Follina Update (CVE-2022-30190): Patch available

Microsoft Office has released patches for the Follina vulnerability CVE-2022-30190 (Follina) with the June 14, 2022 Windows Security Update. Appropriate vulnerability tests have been implemented in the Greenbone Enterprise Feed and the Greenbone Community Feed, allowing you to test your network for the vulnerability and take protective measures using the patches. Read more information about the latest Follina update here.

The vendor refers to the following security updates to close the vulnerability:

  • KB5014678: Windows Server 2022
  • KB5014697: Windows 11
  • KB5014699: Windows 10 Version 20H2 – 21H2, Windows Server 20H2
  • KB5014692: Windows 10 Version 1809 (IoT), Windows Server 2019
  • KB5014702: Windows 10 1607 (LTSC), Windows Server 2016
  • KB5014710: Windows 10 1507 (RTM, LTSC)
  • KB5014738: Monthly Rollup Windows Server 2012 R2, Windows RT 8.1, Windows 8.1
  • KB5014746: Security only Windows Server 2012 R2, Windows RT 8.1, Windows 8.1
  • KB5014747: Monthly Rollup Windows Server 2012
  • KB5014741: Security only Windows Server 2012
  • KB5014748: Monthly Rollup Windows Server 2008 R2, Windows 7 SP1
  • KB5014742: Security only Windows Server 2008 R2, Windows 7 SP1

This means that security updates are available for all versions of Windows Server and Client that are still in support. The vulnerability is rated as “important”, which means that users should install the updates promptly to close the gap.
Microsoft said, “The update for this vulnerability is included in the June 2022 Windows Cumulative Updates, and Microsoft strongly recommends that all customers install the updates to fully protect themselves from the vulnerability. Customers whose systems are configured to receive automatic updates do not need to perform any further actions.”

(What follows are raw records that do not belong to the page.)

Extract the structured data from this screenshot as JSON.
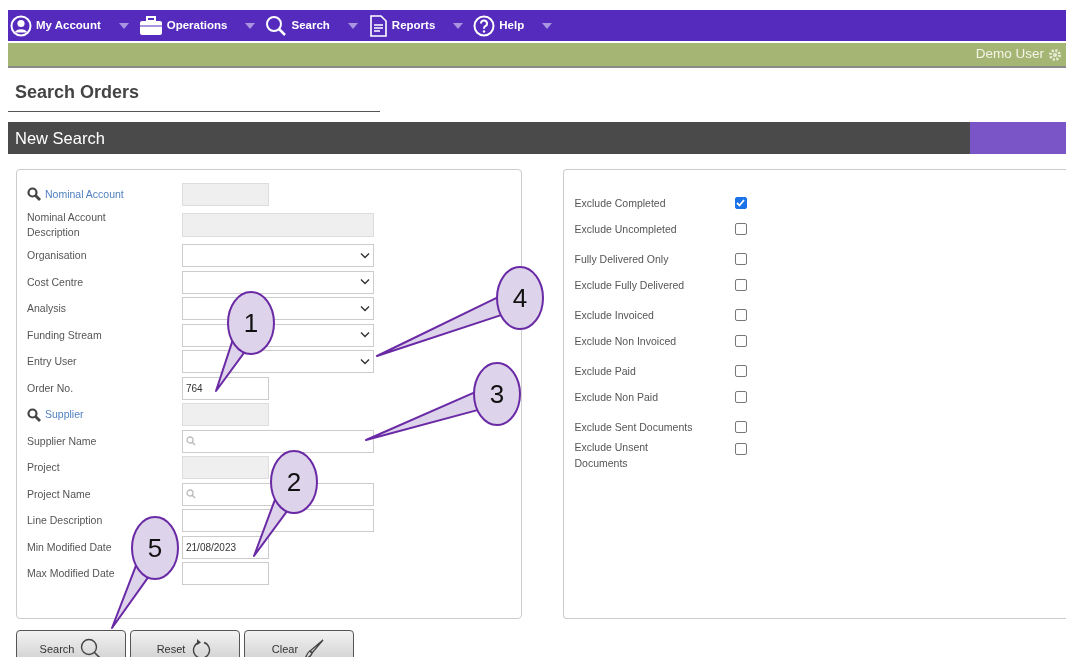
{
  "menu": [
    {
      "label": "My Account"
    },
    {
      "label": "Operations"
    },
    {
      "label": "Search"
    },
    {
      "label": "Reports"
    },
    {
      "label": "Help"
    }
  ],
  "user": {
    "name": "Demo User"
  },
  "page_title": "Search Orders",
  "section_title": "New Search",
  "fields": [
    {
      "label": "Nominal Account",
      "link": true,
      "kind": "lookup"
    },
    {
      "label": "Nominal Account Description",
      "link": false,
      "kind": "display"
    },
    {
      "label": "Organisation",
      "link": false,
      "kind": "select"
    },
    {
      "label": "Cost Centre",
      "link": false,
      "kind": "select"
    },
    {
      "label": "Analysis",
      "link": false,
      "kind": "select"
    },
    {
      "label": "Funding Stream",
      "link": false,
      "kind": "select"
    },
    {
      "label": "Entry User",
      "link": false,
      "kind": "select"
    },
    {
      "label": "Order No.",
      "link": false,
      "kind": "short",
      "value": "764"
    },
    {
      "label": "Supplier",
      "link": true,
      "kind": "lookup"
    },
    {
      "label": "Supplier Name",
      "link": false,
      "kind": "search"
    },
    {
      "label": "Project",
      "link": false,
      "kind": "lookup"
    },
    {
      "label": "Project Name",
      "link": false,
      "kind": "search"
    },
    {
      "label": "Line Description",
      "link": false,
      "kind": "long"
    },
    {
      "label": "Min Modified Date",
      "link": false,
      "kind": "short",
      "value": "21/08/2023"
    },
    {
      "label": "Max Modified Date",
      "link": false,
      "kind": "short"
    }
  ],
  "options": [
    {
      "label": "Exclude Completed",
      "checked": true
    },
    {
      "label": "Exclude Uncompleted",
      "checked": false
    },
    {
      "label": "Fully Delivered Only",
      "checked": false
    },
    {
      "label": "Exclude Fully Delivered",
      "checked": false
    },
    {
      "label": "Exclude Invoiced",
      "checked": false
    },
    {
      "label": "Exclude Non Invoiced",
      "checked": false
    },
    {
      "label": "Exclude Paid",
      "checked": false
    },
    {
      "label": "Exclude Non Paid",
      "checked": false
    },
    {
      "label": "Exclude Sent Documents",
      "checked": false
    },
    {
      "label": "Exclude Unsent Documents",
      "checked": false
    }
  ],
  "buttons": [
    {
      "label": "Search"
    },
    {
      "label": "Reset"
    },
    {
      "label": "Clear"
    }
  ],
  "callouts": [
    {
      "number": "1"
    },
    {
      "number": "2"
    },
    {
      "number": "3"
    },
    {
      "number": "4"
    },
    {
      "number": "5"
    }
  ]
}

Installing the June 14 patches is all the more important because attackers and security professionals have already found several ways to exploit the vulnerability, but Microsoft has so far only offered workarounds (see also our blog article).
Greenbone has integrated corresponding vulnerability tests into the Greenbone Community Feed and the Greenbone Enterprise Feed and thus offers the possibility to test the network for this vulnerability and to take protective measures if necessary or to use the new Microsoft patches.